I'm actually very bad with that type of thing but I googled sci fi news and got this website:


http://www.locusmag.com/

and this one:

http://www.sfsite.com/home.htm

and some more:

http://www.computercrowsnest.com/

http://speculativevision.com/

[edited out sffworld!]

Those should keep you busy for a while! Have fun.


----------



## Brian G Turner (Jan 29, 2004)

Sorry, *dwndrgn* - I had to edit out sffworld - used to post on the form there, but after 300 posts I asked for reviews for alternative-worlds, and was censored on the grounds that I was promoting a rival! Also - there were reports in their feedback form that the home URL was, or still is, installing adware/spyware on user machines. I therefore don;t rate the place very highly at all.

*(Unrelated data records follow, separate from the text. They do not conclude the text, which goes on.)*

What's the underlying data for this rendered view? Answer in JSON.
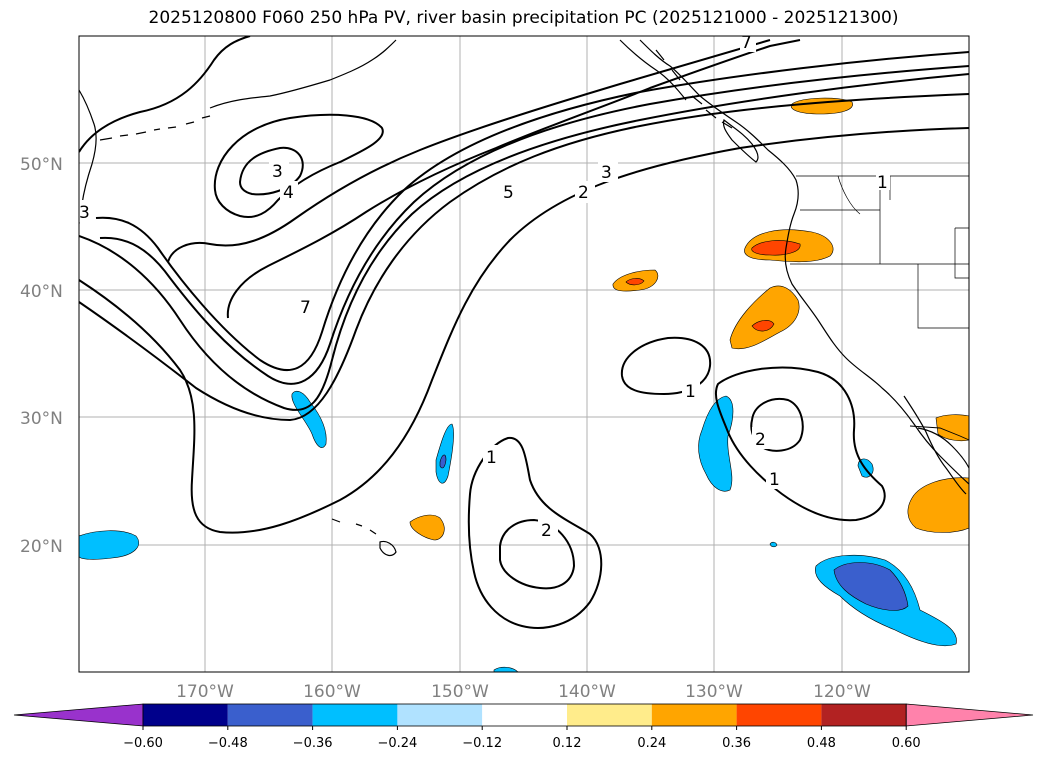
{
  "title": "2025120800 F060 250 hPa PV, river basin precipitation PC (2025121000 - 2025121300)",
  "lat_labels": [
    "50°N",
    "40°N",
    "30°N",
    "20°N"
  ],
  "lon_labels": [
    "170°W",
    "160°W",
    "150°W",
    "140°W",
    "130°W",
    "120°W"
  ],
  "colorbar": {
    "ticks": [
      "−0.60",
      "−0.48",
      "−0.36",
      "−0.24",
      "−0.12",
      "0.12",
      "0.24",
      "0.36",
      "0.48",
      "0.60"
    ],
    "colors": [
      "#9932cc",
      "#00008b",
      "#3a5fcd",
      "#00bfff",
      "#b0e2ff",
      "#ffffff",
      "#ffec8b",
      "#ffa500",
      "#ff4500",
      "#b22222",
      "#ff82ab"
    ]
  },
  "contour_labels": [
    "3",
    "4",
    "7",
    "5",
    "2",
    "3",
    "1",
    "2",
    "1",
    "1",
    "2",
    "3",
    "7",
    "1"
  ],
  "shading_colors": {
    "orange": "#ffa500",
    "red": "#ff4500",
    "cyan": "#00bfff",
    "blue": "#3a5fcd"
  }
}
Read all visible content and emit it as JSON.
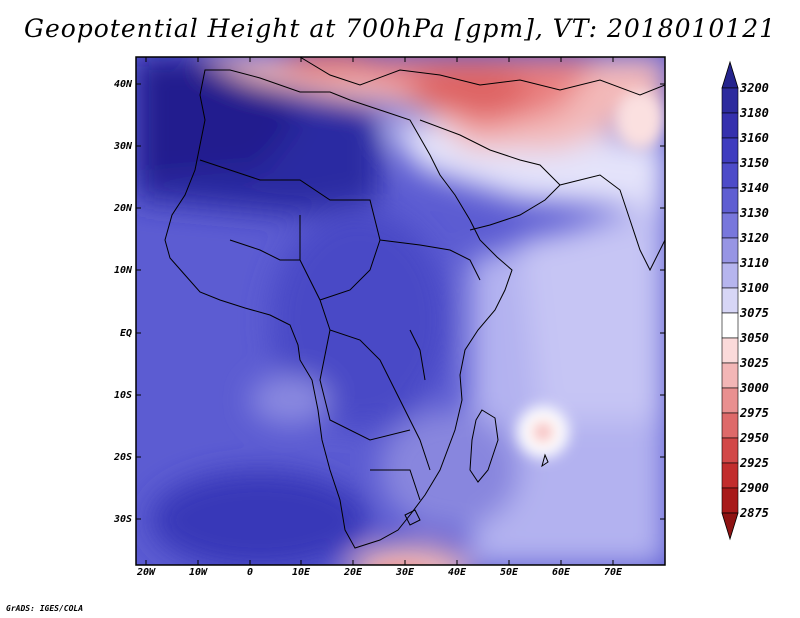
{
  "title": "Geopotential Height at 700hPa [gpm], VT: 2018010121",
  "footer": "GrADS: IGES/COLA",
  "lat_ticks": [
    "40N",
    "30N",
    "20N",
    "10N",
    "EQ",
    "10S",
    "20S",
    "30S"
  ],
  "lon_ticks": [
    "20W",
    "10W",
    "0",
    "10E",
    "20E",
    "30E",
    "40E",
    "50E",
    "60E",
    "70E"
  ],
  "colorbar": {
    "levels": [
      "3200",
      "3180",
      "3160",
      "3150",
      "3140",
      "3130",
      "3120",
      "3110",
      "3100",
      "3075",
      "3050",
      "3025",
      "3000",
      "2975",
      "2950",
      "2925",
      "2900",
      "2875"
    ],
    "colors": {
      "top_arrow": "#25248d",
      "bands": [
        "#2d2b9e",
        "#3530ae",
        "#3f3cbf",
        "#4d4bc9",
        "#5f5ed2",
        "#7877dc",
        "#9795e4",
        "#b6b5ee",
        "#d7d6f6",
        "#ffffff",
        "#fbdada",
        "#f3b6b6",
        "#e99090",
        "#de6a6a",
        "#d24848",
        "#c22d2d",
        "#a81a1a"
      ],
      "bottom_arrow": "#8e1313"
    }
  },
  "colors": {
    "sahara_high": "#2b2ba3",
    "tropics": "#5c5cd2",
    "south_atlantic": "#4747c4",
    "indian_ocean": "#b0aff0",
    "mediterranean_low": "#e05a5a",
    "coastline": "#000000"
  }
}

As for the original request for SFF news - I can assure you that you are about to see one here - I'm still in the process of setting up chronicles-network.co.uk - which will deliver this exactly. 

I'm also going to set up a new board here where people can suggest news they've heard of, that I can explore further and bring in-depth reports on (or, in fact, other members - should they wish). 

I expect to be fully finished by about February 13th/14th.


----------



## dwndrgn (Jan 29, 2004)

No problem - I understand completely. I just listed the first few searches that came up on Google without really checking them out, so I apologize for making you edit me .

Oh and the news thing sounds great!  I usually hear everything way late in the game so I probably wouldn't be too much help (unless I actually got off of my large buns and did some research myself!) but whatever I can do, just let me know.  In the past couple of days I've actually posted some rumors and such that I figured might be interesting to the members here and I suppose that type of stuff would do well in it's own little spot in the forum.


----------



## Brian G Turner (Jan 29, 2004)

No problem - and apologies if it seemed invasive. 

Hopefully Google will soon list the new section of the chronicles-network for news as well - when it's launhed.


----------



## Jayaprakash Satyamurthy (Jan 30, 2004)

Another site that I often visit for SF/fantasy news and reviews: http://www.thealienonline.net


----------